The Armstrongs (as they so often do) volunteered their home for our first meetings. Kathy Carbone, Chris Zink, Sue Armstrong and I were the first committee, mostly by virtue of the fact that we were the ones at the first meeting.
Picking a Name
The seeds of this fantastic organization took root around Sue Armstrong’s dining room table, and we set in motion the beginnings of one of the strongest organizations I have ever known, and of which I have ever been privileged to be a part for more than a decade. I remember in one of those early meetings we were trying to come up with a name. I said something about wanting to create an acronym with golden retriever as part of it, and goldens being such grrrreat dogs, like Tony the Tiger says about breakfast cereal. Well, we landed on that suggestion like fleas on a dog’s back (to coin a phrase), and within minutes the name Golden Retriever Rescue, Education, And Training was adopted. The name contained all of the elements that we felt were critical to the mission of our new group.
From that point on, members and friends kept coming forward to help, and we began the work of forming a sound organization. Rescues calls kept pouring in, and for the first couple of years, I was still the main coordinator. My husband was very patient through all of this, but I think he sort of lost it the night I was called out in the middle of a January snowstorm to rescue a Golden from a terrified owner whose husband was threatening to shoot the dog if I didn’t get her out of the house in thirty minutes. Steve was more than mildly concerned about this guy’s stability and was afraid he would shoot me, too. (But that’s a completely different story, and only one of many.)

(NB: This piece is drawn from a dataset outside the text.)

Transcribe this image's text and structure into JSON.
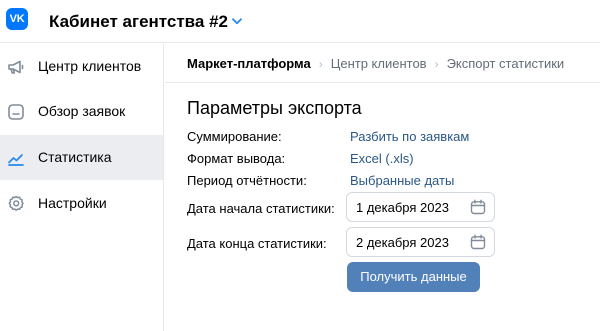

In terms of putting an anniversary date on record for GRREAT, I have always marked that June 1986 meeting as our founding month, when PVGRC so enthusiastically and ably responded to my plea for help. As an organization, we owe a great debt to the first members of our planning team, including Kathy Carbone, Chris Zink, Pat Scahill, Carol Windsor, and Sue Armstrong (and me, too) for laying the groundwork—incorporation, constitution and bylaws, and administrative efforts—that has proven to be so strong.
The list and the deeds go on….I couldn’t begin to name them all. I hope you have found this brief history interesting; it was certainly my pleasure to write it and reminisce about how it all began. My heartfelt congratulations and thanks go to you who now run the organization that is very dear to my heart, and which I point to with pride and say (with maybe a little exaggeration, but forgive me….) “I started that group.”
Editor’s note: And we thank you too, Mary Jane, for your tireless devotion to our favorite breed of dog, the GRREAT Golden Retriever. Happy Anniversary to us all.